If you been following the news recently, you might have heard of a word bitcoin being lobbed around. Cryptocurrencies have gained significant coverage due BitCoin’s rise in value where one coin is worth over $7,000. This has created a gold rush like fever for cryptocurrencies in the recent months. But the vast majority of people do not understand what cryptocurrencies are and let alone how they work. In this article, I will explain this emerging monetary system and the potential impact this new technology can have in the world.
To understand how cryptocurrencies works one has to first look at the purpose money plays in our lives. When you go down to its core, money is a method of accounting used to measure who owns what and who owns to who. Traditionally, money is issued by a central institution like a bank or government to keep track of the value of money, circulation, debt and more. This central agency acts as a middleman to make sure that money maintains its integrity.
What are Cryptocurrencies
Cryptocurrency are a digital currency that employs cryptography for its management and security. Like regular money, it also serves as an accounting system. However, unlike regular currencies, cryptocurrencies do not have central issuing authorities or regulatory body. Cryptocurrencies are kept on a digital wallet and can be transferred between users online through a peer-2-peer network. The digital assets can be acquired by purchasing them through a crypto exchange, as payment for goods and services, or through mining.
How is it Kept Secured?
Before you get your hands on any cryptocurrency, you first have to create a wallet where you store them. These wallets are unique to the user who created it, and it cannot be replicated thanks to the use of public key encryption. Public key encryption uses a unique private key for which only the user has access to, and a public key that anyone can see. The private key is used to sign every transaction which is then verified by using the public key. This verification process is kept by a series of online ledgers known as the blockchain.
Since cryptocurrencies do not have a central regulatory entity, you are probably wondering who keeps track transactions like payments and transfers. Transactions are overseen by a number of online ledgers known as the blockchain. Every time somebody makes a transaction, it is recorded in the online ledgers. These online ledgers verify the person who initiates the transaction, the recipient, and the time of the exchange. The online ledgers resolve these transactions by solving complicated cryptographic hash functions.
To resolve these functions a good amount of computer processing power is needed. So where are these ledgers hosted and who provides the processing power? Users around the world volunteer to maintain these ledgers and resolve the hash functions. Volunteers do not do this out of the kindness of their hearts though. Every time a hash function is resolved, they generate a small amount of Bitcoin which is added to their account. This process is referred to as mining.

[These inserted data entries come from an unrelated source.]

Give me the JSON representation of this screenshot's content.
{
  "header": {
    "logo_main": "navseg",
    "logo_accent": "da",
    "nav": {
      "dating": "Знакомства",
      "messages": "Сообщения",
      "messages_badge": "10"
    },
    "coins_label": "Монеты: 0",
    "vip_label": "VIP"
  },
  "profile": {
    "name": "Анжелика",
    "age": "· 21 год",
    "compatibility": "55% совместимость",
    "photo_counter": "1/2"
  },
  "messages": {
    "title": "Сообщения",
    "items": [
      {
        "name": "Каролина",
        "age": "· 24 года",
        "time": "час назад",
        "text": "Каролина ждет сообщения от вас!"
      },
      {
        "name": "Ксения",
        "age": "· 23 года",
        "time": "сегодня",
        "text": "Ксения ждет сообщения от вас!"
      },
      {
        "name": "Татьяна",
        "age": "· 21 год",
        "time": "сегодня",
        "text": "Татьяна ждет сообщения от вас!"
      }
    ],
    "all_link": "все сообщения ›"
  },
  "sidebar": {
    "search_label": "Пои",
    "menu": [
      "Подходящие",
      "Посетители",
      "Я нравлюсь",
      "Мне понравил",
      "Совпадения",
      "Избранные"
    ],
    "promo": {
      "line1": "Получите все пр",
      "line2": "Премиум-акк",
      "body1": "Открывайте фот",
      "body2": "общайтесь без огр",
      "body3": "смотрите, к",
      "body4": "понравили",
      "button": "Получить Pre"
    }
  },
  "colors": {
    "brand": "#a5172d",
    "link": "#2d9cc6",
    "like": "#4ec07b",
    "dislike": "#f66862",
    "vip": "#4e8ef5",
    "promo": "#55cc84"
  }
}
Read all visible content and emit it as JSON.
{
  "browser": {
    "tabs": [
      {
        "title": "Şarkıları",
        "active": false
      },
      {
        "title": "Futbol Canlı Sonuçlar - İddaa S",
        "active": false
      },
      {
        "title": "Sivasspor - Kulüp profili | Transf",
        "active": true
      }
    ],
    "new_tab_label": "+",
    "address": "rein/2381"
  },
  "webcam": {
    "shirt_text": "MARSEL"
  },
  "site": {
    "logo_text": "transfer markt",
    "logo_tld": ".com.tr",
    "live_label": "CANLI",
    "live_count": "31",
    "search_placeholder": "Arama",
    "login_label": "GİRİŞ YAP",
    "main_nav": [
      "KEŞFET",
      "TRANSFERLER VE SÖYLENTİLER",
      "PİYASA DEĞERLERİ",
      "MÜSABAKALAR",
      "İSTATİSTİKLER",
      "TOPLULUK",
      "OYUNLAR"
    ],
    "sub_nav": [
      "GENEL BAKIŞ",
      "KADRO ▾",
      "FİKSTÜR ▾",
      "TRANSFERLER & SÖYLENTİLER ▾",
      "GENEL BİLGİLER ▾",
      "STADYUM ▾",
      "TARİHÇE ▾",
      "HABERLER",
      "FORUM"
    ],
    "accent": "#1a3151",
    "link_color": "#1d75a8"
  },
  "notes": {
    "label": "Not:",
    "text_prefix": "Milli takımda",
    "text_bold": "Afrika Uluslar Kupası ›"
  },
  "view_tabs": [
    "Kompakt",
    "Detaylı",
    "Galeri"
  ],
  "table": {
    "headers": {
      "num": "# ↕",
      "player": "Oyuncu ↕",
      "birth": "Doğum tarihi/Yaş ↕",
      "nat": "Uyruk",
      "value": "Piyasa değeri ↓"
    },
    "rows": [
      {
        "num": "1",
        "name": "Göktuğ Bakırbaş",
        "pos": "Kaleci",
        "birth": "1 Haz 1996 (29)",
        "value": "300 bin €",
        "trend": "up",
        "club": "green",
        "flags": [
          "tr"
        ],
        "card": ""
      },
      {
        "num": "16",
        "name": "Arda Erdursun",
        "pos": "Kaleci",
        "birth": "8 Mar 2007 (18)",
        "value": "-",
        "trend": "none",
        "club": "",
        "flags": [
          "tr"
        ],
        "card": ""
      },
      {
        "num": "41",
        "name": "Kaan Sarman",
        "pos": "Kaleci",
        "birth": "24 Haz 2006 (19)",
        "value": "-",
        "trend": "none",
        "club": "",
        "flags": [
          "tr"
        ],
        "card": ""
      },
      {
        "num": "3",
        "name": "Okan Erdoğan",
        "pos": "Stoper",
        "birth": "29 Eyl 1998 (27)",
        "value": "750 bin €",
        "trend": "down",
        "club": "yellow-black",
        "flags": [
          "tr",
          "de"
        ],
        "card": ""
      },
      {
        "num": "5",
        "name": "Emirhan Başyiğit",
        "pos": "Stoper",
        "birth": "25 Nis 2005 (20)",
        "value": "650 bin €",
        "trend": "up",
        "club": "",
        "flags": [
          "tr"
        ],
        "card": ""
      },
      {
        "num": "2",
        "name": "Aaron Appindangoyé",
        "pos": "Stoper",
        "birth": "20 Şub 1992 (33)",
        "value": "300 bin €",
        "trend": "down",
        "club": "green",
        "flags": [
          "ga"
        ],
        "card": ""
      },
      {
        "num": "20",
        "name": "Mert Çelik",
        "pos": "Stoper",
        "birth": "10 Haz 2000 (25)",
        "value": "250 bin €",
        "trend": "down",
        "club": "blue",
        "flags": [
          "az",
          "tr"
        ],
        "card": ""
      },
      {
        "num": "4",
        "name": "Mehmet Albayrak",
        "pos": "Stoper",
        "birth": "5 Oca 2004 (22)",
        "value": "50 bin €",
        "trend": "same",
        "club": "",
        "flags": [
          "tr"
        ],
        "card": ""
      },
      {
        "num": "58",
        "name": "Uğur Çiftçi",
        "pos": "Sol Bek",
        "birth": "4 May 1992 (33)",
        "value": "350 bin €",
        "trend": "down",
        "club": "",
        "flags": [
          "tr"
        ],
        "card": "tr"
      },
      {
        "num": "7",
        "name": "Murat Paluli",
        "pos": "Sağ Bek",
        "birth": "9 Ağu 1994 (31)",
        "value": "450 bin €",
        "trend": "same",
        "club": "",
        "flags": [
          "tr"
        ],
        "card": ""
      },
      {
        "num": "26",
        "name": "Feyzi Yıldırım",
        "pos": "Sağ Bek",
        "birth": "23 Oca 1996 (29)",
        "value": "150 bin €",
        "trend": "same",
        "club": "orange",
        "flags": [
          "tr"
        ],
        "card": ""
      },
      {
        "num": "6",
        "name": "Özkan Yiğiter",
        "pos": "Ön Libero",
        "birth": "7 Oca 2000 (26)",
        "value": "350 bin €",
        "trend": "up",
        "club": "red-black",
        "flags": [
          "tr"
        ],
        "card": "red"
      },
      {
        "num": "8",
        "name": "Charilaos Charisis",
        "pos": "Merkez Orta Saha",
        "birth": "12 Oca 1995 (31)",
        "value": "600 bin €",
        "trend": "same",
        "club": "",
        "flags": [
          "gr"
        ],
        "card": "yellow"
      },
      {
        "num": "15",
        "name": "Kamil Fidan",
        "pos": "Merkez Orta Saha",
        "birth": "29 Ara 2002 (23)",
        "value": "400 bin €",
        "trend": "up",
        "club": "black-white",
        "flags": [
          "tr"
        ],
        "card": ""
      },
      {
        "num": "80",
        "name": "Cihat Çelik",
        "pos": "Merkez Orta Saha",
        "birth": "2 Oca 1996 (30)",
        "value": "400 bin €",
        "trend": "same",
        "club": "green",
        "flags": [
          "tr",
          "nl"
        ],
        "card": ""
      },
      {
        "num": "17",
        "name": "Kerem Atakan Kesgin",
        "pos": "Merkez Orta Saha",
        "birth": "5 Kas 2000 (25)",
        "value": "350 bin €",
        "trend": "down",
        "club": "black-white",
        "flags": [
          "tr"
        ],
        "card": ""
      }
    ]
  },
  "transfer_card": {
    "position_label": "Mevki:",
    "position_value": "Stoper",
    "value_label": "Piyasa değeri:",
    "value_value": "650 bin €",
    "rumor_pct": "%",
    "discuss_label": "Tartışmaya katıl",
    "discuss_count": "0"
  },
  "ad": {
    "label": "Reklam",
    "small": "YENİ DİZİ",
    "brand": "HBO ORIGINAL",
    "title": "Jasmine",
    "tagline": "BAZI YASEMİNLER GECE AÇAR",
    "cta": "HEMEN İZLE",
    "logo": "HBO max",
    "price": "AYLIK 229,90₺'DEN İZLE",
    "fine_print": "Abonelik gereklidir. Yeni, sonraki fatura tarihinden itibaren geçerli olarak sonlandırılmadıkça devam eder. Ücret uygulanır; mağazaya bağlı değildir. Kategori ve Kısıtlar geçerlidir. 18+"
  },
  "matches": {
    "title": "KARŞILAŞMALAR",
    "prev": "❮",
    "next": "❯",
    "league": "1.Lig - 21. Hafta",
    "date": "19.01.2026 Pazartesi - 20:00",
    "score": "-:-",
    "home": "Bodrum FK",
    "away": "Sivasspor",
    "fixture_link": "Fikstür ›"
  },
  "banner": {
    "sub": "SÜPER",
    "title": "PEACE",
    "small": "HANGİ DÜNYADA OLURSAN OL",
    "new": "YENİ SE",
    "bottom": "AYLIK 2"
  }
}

Businesses, consumers, and even governments are dependent on banks in one way or another to maintain the integrity of the monetary system. However, cryptocurrencies and blockchain technologies have the potential of changing the status quo. Given that the blockchain is in a way self-sufficient, the need for an intermediary to handle transaction will no longer be necessary. This means less fee’s to process monetary operations, transparency, and inability to manipulate currencies.